Capisco cosa intende. Però quella di Bob Sinclar è pur sempre un’opinione personale, non la verità assoluta. Io credo che la musica vada avanti e la gente tenda a rannicchiarsi in una comfort zone fatta di remix e bootleg di brani stra-classici e stra-conosciuti. Le nuove leve, i più giovani, sono invece molto influenzati dalla scena urban, dal reggaeton e dalla trap. Per i clubber puri è quindi più dura, in certi locali è diventato difficile fare ballare con la house.
Una dichiarazione che fa un po’ eco a quello che ci disse mesi fa Dj Cerla…
Ah, grande Cerla…
Parlando più della trap che del reggaeton, ci disse che l’irruzione della trap in discoteca è stata una sciagura perché ha snaturato le piste. Atmosfere plumbee per gente che, di fatto, non balla ma oscilla.
Concordo. La trap è figlia dei live e finito il live i ragazzi se ne vanno. Una pista sprecata, insomma.

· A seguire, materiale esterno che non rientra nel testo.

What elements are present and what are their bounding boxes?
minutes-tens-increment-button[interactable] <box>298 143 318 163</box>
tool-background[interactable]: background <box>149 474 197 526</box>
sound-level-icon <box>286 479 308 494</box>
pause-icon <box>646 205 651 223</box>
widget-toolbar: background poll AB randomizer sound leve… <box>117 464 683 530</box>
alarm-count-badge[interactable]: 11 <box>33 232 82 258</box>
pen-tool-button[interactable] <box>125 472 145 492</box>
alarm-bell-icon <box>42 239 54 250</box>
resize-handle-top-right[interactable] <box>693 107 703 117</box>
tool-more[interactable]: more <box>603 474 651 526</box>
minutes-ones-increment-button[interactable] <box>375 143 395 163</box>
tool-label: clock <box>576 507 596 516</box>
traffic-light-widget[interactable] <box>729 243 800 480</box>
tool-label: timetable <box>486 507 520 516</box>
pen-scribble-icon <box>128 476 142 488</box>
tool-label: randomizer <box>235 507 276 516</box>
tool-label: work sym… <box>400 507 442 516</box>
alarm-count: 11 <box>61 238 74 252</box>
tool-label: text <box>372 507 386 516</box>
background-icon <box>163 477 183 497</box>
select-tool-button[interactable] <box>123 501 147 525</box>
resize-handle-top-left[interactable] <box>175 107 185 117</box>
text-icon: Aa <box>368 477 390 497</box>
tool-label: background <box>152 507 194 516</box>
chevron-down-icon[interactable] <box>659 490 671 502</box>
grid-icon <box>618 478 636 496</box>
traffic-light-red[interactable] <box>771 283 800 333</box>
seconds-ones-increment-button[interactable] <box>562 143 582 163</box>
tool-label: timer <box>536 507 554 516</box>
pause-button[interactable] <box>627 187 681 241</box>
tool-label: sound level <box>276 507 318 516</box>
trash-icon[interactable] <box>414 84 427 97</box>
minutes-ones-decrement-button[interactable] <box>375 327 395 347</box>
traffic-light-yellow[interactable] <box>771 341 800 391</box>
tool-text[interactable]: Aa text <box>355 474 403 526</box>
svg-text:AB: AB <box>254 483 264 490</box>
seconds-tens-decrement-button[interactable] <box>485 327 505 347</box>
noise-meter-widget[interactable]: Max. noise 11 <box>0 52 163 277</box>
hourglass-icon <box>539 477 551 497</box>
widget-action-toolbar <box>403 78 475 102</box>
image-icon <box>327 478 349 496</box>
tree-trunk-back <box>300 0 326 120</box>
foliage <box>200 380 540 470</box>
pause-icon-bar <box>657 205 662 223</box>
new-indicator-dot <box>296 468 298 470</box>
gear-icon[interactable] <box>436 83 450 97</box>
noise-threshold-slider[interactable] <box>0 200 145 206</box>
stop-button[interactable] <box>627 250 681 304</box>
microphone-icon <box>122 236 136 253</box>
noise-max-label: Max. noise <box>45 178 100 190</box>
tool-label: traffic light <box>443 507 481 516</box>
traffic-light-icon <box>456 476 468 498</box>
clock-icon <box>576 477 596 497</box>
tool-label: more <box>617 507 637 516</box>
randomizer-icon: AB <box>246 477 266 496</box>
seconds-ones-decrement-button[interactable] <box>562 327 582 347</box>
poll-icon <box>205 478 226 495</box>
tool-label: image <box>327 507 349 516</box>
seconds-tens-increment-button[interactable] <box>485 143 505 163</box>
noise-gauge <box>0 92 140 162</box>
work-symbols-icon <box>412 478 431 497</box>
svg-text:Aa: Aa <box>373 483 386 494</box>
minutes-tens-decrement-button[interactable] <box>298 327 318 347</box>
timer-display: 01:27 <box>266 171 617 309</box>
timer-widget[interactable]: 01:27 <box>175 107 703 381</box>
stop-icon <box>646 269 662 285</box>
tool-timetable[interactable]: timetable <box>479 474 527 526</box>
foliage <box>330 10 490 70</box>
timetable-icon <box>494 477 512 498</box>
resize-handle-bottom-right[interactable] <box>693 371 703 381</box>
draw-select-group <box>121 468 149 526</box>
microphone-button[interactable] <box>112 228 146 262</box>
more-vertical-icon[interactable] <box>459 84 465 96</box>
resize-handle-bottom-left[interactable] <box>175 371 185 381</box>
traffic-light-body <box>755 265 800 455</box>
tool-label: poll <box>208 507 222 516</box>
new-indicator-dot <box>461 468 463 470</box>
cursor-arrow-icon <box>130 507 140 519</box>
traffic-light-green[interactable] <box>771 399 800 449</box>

E in pista ci finiscono più gli adulti.
Esatto. Un cambiamento che ha trasformato la nightlife, ha trasfigurato le discoteche. Inevitabile che il pubblico più adulto sia, in genere, più affezionato alla dance di ieri. Ergo, il movimento, in quanto a creatività, si evolve molto lentamente.
Anche a te è capitato di trovarti di fronte una pista immobile perché tutti ti puntavano addosso lo smartphone per filmarti?
Sì, certo. Se prima per far passare la tua musica avevi bisogno di radio, riviste di settore e ufficio stampa, adesso la comunicazione la fanno i clip che vengono condivisi sui social. Questi video danno visibilità ai nostri brand, certo in pista talvolta la gente balla meno perché è impegnata a smanettare sui telefoni. È però un disagio necessario.
Tu c’eri, negli anni ’90, quando la dance ha raggiunto un apice sia commerciale che creativo forse irripetibile. Cos’è successo negli ultimi 25 anni? Gli artisti dance in classifica sono merce rara, le discoteche chiudono. Dove (o quando) si è rotto il giocattolo?
Le nostre città, nei Nineties, erano meno multietniche. Era un mondo diverso. Nell’ultimo quarto di secolo siamo stati esposti alle più disparate influenze (si sono creati, anche in ottica discoteca, più pubblici da accontentare), poi sono arrivati i social che hanno contestato il dominio e l’autorità delle radio. Oggi siamo bombardati da mille clip, i ragazzi ascoltano la musica a botte di 30 secondi l’una su TikTok, come se ascoltassero tanti jingle…
Come vedi Gabry Ponte che va all’Eurovision 2025 con Tutta l’Italia?
Sono contento. Conosco da Gabry da anni, abbiamo anche collaborato insieme a un pezzo (Don’t let me be misunderstood del 2010). È stato bravo a rendere pop un pezzo dance molto italiano.
Anche l’esibizione dei Planet Funk a Sanremo è stato un buon assist dell’industria al mondo dance?
Assolutamente sì. Sono segnali incoraggianti.
Quindi la dance può ancora essere pop?
Oggi tutto può essere, non ci sono più regole.